Let $p$ and $q$ be two solutions to $x^3-b=0$, and let $p<q$ (note I'm using the fact that it's an ordered field) and let $q=p+d$.

Since $p^3-b=(p+d)^3-b=0$, it follows that $d(3p^2+3pd+d^2)=0$, but this equals $d((3p/2+d)^2+3p^2/4)$ (valid because $F$, being ordered, does not have characteristic $2$).

The only way a positive weighted sum of two squares can equal $0$ is if (because $F$ is ordered) both squares are $0$, so that means either $d=0$ or $3p/2+d=0$ and $p=0$, in which case $d=0$ anyway.

Thus $p^3=q^3$ if and only if $p=q$, hence $x^3-b=0$ has at most one solution for any $b$ (it may have no solutions).

There are probably simpler ways to prove this, but you will have to rely on the fact that the field $F$ is ordered. It's sufficient to prove that $f(x)=x^3$ is strictly monotonic.

Answer 3

You offer no justification for your claim that $b^{1/3} = c^{1/3} \implies b = c$.

In essence, that's what the problem requires you to prove.

As an indication that your proof is not valid, note that you never used the hypothesis that $F$ is an ordered field.

Thus, let $F$ be an ordered field, and suppose $x,y\in F$ are such that $x^3=y^3$.

We want to show $x=y$.

If $x=0$, then $x^3=0$, so $y^3=0$, hence $y=0$, so $x=y$.

Similarly, if $y=0$, then $y^3=0$, so $x^3=0$, hence $x=0$, so $x=y$.

Thus suppose $x,y\ne 0$, and assume $x\ne y$.

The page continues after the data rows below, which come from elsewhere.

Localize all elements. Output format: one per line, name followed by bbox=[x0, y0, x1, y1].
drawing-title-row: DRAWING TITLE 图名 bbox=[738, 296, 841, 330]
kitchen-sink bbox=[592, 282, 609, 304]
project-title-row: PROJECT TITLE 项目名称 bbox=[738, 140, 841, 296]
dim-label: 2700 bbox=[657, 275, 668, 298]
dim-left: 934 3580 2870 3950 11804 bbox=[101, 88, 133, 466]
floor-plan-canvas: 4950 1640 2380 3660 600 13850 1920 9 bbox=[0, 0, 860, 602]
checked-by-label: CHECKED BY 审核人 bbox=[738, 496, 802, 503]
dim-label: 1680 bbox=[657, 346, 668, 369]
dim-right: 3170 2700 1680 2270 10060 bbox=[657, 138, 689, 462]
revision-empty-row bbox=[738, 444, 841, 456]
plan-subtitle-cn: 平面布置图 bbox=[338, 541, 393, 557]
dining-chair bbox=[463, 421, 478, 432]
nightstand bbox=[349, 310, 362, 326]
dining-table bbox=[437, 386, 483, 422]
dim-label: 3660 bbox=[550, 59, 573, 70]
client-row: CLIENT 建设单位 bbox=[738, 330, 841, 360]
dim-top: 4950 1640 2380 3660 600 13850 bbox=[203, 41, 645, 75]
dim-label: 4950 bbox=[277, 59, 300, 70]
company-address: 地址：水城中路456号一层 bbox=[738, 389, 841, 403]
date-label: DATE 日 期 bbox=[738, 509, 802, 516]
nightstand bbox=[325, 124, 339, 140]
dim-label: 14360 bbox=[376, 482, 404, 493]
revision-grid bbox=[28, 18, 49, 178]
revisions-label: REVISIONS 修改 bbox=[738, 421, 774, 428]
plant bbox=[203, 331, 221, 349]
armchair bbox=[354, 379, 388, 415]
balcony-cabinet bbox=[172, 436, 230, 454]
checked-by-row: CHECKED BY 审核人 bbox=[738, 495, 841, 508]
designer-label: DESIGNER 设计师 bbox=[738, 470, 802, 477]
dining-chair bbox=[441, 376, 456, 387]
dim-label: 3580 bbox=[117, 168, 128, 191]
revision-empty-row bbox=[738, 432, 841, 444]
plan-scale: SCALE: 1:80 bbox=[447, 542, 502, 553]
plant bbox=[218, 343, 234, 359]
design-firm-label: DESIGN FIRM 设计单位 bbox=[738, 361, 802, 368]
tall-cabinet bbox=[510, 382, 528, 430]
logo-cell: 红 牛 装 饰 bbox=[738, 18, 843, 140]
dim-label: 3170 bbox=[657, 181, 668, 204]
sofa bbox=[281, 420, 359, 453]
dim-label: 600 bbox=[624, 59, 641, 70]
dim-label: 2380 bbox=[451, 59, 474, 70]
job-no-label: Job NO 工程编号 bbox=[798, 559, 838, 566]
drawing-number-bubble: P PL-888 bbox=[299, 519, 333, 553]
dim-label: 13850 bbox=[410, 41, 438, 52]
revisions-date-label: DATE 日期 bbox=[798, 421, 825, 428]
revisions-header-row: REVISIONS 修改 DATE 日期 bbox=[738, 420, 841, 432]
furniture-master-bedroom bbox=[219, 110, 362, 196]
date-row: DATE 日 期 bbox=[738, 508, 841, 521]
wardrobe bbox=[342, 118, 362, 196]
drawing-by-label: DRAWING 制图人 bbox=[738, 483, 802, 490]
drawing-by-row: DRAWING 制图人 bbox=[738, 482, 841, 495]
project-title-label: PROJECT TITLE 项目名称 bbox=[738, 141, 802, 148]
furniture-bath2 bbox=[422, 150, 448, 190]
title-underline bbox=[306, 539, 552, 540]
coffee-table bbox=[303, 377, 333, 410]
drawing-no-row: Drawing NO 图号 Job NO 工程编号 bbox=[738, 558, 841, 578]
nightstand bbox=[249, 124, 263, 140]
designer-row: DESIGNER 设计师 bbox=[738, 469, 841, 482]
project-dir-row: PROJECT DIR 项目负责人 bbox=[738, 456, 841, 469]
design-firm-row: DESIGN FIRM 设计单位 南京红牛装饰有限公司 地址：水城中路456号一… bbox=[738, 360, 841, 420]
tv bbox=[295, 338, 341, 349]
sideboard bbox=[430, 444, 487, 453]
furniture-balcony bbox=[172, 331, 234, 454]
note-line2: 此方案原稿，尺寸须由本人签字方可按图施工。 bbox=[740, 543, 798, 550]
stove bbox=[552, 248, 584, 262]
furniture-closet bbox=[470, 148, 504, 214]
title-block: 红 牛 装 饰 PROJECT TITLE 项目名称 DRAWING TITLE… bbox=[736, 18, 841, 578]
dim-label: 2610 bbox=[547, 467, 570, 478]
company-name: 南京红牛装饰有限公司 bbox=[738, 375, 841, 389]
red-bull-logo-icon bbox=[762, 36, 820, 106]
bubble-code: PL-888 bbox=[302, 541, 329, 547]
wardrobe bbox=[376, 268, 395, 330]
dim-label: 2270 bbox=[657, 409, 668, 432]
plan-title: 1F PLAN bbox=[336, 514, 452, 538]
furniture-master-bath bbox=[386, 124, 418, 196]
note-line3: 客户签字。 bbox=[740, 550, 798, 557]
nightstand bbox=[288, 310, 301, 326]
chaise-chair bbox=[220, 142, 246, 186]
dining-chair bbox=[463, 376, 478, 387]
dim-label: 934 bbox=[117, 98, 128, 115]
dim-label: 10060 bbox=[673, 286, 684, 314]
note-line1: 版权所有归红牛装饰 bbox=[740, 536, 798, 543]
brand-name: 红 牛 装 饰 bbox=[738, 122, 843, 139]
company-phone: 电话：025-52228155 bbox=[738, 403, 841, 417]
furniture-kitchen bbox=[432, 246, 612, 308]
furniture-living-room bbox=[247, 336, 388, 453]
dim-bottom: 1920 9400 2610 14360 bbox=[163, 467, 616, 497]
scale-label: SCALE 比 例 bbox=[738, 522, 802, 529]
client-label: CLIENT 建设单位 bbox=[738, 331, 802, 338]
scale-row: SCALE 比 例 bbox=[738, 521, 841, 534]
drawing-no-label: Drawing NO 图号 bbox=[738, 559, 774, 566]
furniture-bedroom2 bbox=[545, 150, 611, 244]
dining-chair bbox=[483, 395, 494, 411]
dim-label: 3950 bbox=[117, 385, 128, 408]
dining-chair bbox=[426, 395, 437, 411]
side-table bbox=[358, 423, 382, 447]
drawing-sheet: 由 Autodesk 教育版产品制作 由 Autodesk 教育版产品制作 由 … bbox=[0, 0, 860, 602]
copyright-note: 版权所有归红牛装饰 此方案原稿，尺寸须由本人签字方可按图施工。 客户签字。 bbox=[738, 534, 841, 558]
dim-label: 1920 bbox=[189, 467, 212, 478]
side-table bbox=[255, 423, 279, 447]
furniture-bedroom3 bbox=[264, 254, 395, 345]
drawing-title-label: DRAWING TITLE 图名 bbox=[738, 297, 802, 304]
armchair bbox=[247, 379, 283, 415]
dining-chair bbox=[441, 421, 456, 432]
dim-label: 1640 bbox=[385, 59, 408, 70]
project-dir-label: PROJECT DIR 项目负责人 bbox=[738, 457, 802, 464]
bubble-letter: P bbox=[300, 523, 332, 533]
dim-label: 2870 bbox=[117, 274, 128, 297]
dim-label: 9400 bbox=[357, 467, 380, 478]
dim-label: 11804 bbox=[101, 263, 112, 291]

Our goal is to derive a contradiction.

\begin{align*} \text{Then}\;\;& x^3=y^3 \\[4pt] \implies\;& x^3-y^3=0 \\[4pt]\implies\;& (x-y)(x^2+xy+y^2)=0 \\[4pt] \implies\;& x^2+xy+y^2=0 \\[4pt] \implies\;& 4x^2+4xy+4y^2=0 \\[4pt] \implies\;& (4x^2+4xy+y^2)+3y^2=0 \\[4pt] \implies\;& (2x+y)^2+3y^2=0 \\[4pt] \end{align*} conradiction, since $(2x+y)^2 \ge 0$ and $3y^2 > 0$.